Title page for ETD etd-12182007-125836


Document Type Master's Dissertation
Author Grove, Alewyn Petrus
Email alewyng@bks.co.za
URN etd-12182007-125836
Document Title Development of a finite element based nominal stress extraction procedure for fatigue analysis of welded structures
Degree MEng (Mechanical Engineering)
Department Mechanical and Aeronautical Engineering
Supervisor
Advisor Name Title
Prof P S Heyns Co-Supervisor
Mr F van Tonder Supervisor
Keywords
  • welded structures
  • analysis
  • finite element
  • procedures
  • fatigue
Date 2007-04-20
Availability unrestricted
Abstract

The implementation of finite element methods (FEM) for fatigue analysis of complex structures in industry are becoming an increasingly effective and accepted practice. In the case of large plate-like structures, such as Load Haul Dumper (LHD) equipment, constructional frames and supports in plants and heavy vehicle trailers to name but a few, modeling can take place by implementation of either two dimensional shell elements or three dimensional solid elements.

It is, however, not clear which shell element modeling procedure is the most realistic. Solid elements are accepted to give the closest resemblance since the element itself is the closest to reality in terms of geometry and also due to the fact that it is a three dimensional element. Due to economical and practical considerations, however, shell elements are used in industry - especially in large, plate-like structures. Another primary source of uncertainty lies with the definition of nominal stress in complex structures and the correct determination and extraction thereof from finite element obtained stress distributions. This situation occurs as a consequence of the absence of clear and distinct guidelines in the nominal stress based fatigue design codes such as BS 7608:1993; ECCS 6: 1985 and IIW XIII-1965-03 on weld modeling and nominal stress extraction procedures in conjunction with FEM. Explicit guidelines for finite element modeling and fatigue relevant stress determination do exist in the IIW fatigue design recommendations on top of the nominal stress guidelines, but focus primarily on the implementation of the hot spot stress fatigue assessment procedures.

This dissertation consequently entails the development of a nominal stress extraction procedure for fatigue design and analysis of plate-like structures, utilizing shell elements. Firstly, the integrity of shell elements as concerned with the accurate capturing of the stiffness properties and stress distribution in the vicinity of welds are investigated, with the aim of establishing a set of guidelines and recommendations for the correct meshing and modeling procedure of welds in plate-like structures. Secondly, an extensive numerical investigation into the stress concentration characteristics of various T-piece and stiffener configurations is performed, resulting in a nominal stress extraction procedure.

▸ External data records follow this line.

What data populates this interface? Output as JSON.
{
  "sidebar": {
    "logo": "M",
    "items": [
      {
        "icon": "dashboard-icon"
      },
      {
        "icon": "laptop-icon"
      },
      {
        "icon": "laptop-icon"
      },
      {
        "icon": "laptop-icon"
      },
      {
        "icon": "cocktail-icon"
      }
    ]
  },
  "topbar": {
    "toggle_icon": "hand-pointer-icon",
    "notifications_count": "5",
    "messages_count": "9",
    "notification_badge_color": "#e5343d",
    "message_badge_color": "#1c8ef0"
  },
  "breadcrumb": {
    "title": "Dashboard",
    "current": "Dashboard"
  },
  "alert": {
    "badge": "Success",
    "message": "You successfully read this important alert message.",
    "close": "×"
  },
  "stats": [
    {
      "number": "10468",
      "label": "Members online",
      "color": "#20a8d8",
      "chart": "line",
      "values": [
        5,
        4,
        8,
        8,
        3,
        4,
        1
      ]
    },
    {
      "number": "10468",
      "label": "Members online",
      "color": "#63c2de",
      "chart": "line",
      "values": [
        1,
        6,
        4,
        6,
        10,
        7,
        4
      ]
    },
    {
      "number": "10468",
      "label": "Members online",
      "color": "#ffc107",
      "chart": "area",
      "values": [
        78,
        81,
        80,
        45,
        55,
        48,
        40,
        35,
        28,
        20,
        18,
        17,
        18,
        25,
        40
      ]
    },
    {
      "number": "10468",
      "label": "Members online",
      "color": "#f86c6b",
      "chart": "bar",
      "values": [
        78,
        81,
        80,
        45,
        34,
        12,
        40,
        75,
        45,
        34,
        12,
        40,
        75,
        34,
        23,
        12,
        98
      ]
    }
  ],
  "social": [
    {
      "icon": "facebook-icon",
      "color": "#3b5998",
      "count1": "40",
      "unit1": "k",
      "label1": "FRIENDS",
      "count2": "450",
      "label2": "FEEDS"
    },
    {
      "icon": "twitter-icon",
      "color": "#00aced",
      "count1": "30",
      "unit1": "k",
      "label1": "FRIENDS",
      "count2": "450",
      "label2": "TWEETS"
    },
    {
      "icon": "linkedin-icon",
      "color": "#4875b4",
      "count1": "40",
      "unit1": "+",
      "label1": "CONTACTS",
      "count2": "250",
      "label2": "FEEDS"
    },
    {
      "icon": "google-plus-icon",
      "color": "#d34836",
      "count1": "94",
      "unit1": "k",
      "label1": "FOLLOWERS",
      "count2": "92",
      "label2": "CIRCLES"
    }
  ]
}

The developed methodology is applied on a complex plate-like structure for verification purposes. The structure is modeled by means of a finite element model, compiled according to the meshing recommendations developed. The stress distribution due to static loading is investigated and compared with measured values. Furthermore, the stress response of the structure due to stochastic dynamic loading is investigated and also validated in terms of the suitability for assessment by static equivalent design criteria, in particular the Fatigue Equivalent Static Load (FESL) methodology. A nominal stress and hot spot stress fatigue life prediction under stochastic loading is made, based on measured stresses in conjunction with the developed stress extraction methodology and the IIW guidelines respectively. Furthermore the finite element stresses are implemented in conjunction with the FESL procedure to repeat the nominal stress and hot spot stress life predictions. The viability and integrity of the FESL methodology is also critically assessed. The actual fatigue life of the structure under the particular loading characteristics is then determined and compared to the predicted lives.